Show HN: High-speed UTF-8 validation in Rust (opens in new tab)

(github.com)

127 pointskryps5y ago45 comments

45 comments

37 comments · 9 top-level

tialaramex5y ago· 6 in thread

One flavour I would expect to be valuable that isn't present here is this:

Process the input (as quickly as possible) and never fail, but replace each invalid sequence of bytes with U+FFFD (bytes 0xEF 0xBF 0xBD).

chrismorgan5y ago

One major problem with this: you can’t do it in place. Invalid byte sequences could be 1–4 bytes long, but U+FFFD is exactly three bytes long.

AjtevhihBudhirv5y ago

There're still faster approaches than naïve and probably common "copy valid byte sequences one by one into a resizable result buffer". For instance, scan through the input bytes all at once, keeping track of position and length of valid sequences, then memcopy each valid sequence into a preallocated buffer.

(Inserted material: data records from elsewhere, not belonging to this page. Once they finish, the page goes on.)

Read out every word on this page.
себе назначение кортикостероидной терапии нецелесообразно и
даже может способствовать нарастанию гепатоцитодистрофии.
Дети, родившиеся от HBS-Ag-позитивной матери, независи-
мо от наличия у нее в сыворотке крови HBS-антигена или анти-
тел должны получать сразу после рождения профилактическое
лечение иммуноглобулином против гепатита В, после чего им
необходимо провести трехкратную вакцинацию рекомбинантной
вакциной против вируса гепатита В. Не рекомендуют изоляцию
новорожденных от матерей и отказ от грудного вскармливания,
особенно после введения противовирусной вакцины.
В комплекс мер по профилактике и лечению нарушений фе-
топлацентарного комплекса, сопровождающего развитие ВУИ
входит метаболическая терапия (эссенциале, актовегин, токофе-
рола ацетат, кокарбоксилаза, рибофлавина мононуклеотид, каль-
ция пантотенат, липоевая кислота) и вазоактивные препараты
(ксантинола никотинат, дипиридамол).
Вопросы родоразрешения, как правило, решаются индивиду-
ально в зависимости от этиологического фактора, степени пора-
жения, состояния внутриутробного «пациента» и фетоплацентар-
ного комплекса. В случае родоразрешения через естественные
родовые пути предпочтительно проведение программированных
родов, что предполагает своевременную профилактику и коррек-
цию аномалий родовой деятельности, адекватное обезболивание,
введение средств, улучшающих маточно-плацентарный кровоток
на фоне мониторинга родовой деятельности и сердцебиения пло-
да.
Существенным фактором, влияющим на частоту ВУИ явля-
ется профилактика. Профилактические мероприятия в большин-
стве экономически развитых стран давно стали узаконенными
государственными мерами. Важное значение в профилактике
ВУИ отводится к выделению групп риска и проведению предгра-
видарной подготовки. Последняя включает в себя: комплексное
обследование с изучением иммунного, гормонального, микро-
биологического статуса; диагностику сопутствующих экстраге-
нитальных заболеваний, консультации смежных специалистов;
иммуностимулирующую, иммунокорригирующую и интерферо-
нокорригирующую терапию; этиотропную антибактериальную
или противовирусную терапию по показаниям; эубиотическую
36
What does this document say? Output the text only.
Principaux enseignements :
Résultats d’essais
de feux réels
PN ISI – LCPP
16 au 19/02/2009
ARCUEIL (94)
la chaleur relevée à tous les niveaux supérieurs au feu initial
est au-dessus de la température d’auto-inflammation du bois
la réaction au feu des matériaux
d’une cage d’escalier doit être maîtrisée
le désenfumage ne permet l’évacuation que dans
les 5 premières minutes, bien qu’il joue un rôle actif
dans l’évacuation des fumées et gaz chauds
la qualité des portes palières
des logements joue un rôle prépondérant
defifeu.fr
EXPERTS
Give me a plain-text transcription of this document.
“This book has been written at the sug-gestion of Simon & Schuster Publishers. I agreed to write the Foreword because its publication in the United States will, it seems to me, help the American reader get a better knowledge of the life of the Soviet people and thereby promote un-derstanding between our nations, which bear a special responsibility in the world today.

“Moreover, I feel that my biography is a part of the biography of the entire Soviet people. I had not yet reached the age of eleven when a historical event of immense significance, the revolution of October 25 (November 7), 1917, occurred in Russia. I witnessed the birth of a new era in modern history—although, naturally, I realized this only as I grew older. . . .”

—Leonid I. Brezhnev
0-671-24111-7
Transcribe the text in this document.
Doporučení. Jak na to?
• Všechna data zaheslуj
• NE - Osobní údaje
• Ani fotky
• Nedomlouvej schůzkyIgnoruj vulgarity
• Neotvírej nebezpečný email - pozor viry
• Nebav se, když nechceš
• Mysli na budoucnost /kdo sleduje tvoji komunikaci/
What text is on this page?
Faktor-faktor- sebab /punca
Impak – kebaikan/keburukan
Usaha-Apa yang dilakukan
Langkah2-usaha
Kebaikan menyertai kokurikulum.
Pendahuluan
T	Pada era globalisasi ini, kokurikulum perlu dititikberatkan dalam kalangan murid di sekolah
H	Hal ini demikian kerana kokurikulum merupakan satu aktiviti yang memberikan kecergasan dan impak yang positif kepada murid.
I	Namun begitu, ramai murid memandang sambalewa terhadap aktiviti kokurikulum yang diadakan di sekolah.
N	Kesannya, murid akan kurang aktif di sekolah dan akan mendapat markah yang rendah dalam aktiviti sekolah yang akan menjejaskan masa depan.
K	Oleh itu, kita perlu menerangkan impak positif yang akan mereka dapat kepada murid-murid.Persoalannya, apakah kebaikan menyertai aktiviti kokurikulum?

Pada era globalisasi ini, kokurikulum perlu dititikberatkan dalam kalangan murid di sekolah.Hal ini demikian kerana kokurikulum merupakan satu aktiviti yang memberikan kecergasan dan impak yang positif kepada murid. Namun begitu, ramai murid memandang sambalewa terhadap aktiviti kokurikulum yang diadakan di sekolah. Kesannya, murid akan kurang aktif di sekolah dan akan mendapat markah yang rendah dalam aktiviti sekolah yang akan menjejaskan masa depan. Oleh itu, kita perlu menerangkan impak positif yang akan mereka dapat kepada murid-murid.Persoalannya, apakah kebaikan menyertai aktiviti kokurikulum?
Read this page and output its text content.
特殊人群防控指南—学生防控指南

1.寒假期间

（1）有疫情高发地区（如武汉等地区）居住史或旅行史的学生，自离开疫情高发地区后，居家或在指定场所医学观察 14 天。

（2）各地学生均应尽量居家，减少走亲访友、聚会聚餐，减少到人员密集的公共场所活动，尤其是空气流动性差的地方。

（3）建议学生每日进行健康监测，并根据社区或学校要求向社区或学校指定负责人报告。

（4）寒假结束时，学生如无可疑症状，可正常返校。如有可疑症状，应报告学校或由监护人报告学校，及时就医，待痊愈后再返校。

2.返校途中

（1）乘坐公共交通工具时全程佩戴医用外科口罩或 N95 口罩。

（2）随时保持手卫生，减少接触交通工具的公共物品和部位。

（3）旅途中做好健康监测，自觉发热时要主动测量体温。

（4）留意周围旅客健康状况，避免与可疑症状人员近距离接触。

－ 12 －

Edit: Although, it looks like Rust's std already does this, except for preallocating an exactly correct size result buffer: https://doc.rust-lang.org/src/alloc/string.rs.html#538

1 more reply

cryptonector5y ago

Use an ASCII character like `?` or, even better, ASCII SUB (0x1A, substitute), which is specifically intended for this sort of thing. Failing that, there are a number of other unused ASCII control characters like VT (vertical tab), FS (file separator), GS (group separator), US (unit separator), CAN (cancel), etc.

1 more reply

nezirus5y ago

Yeah, I'd like to see that as well, something like to_string_lossy(), but really fast, so I can call it whenever I expect occasional broken UTF-8 string (and don't care about few replaced characters).

nerdponx5y ago

I don't know, you are throwing away the length of the invalid sequence that way. Maybe useful in certain situations, but probably not in most.

loa_in_5y ago

I bet one could modify this to save indexes of invalid chars and do what you say with just one additional copy

celeritascelery5y ago· 6 in thread

I find it interesting that with the state of rust SIMD many implementations just opted for reimplementing the code multiple times for each intrinsic (SSE, Neon, AVX, etc). One would think that one of the generic libraries (faster, simdeez, packed_simd) would start to see widespread use, but they all seem to have issues that have prevented adoption.

mooman2195y ago

I work on a SIMD optimized font library [0] and have stumbled into the same situation of hand writing SIMD intrinsics. Some things are just kinda hard to make sure they get optimized correctly, and there is enough difference between the platforms where that matters when fiddling with bits. I also kinda have fun writing SIMD code like this too.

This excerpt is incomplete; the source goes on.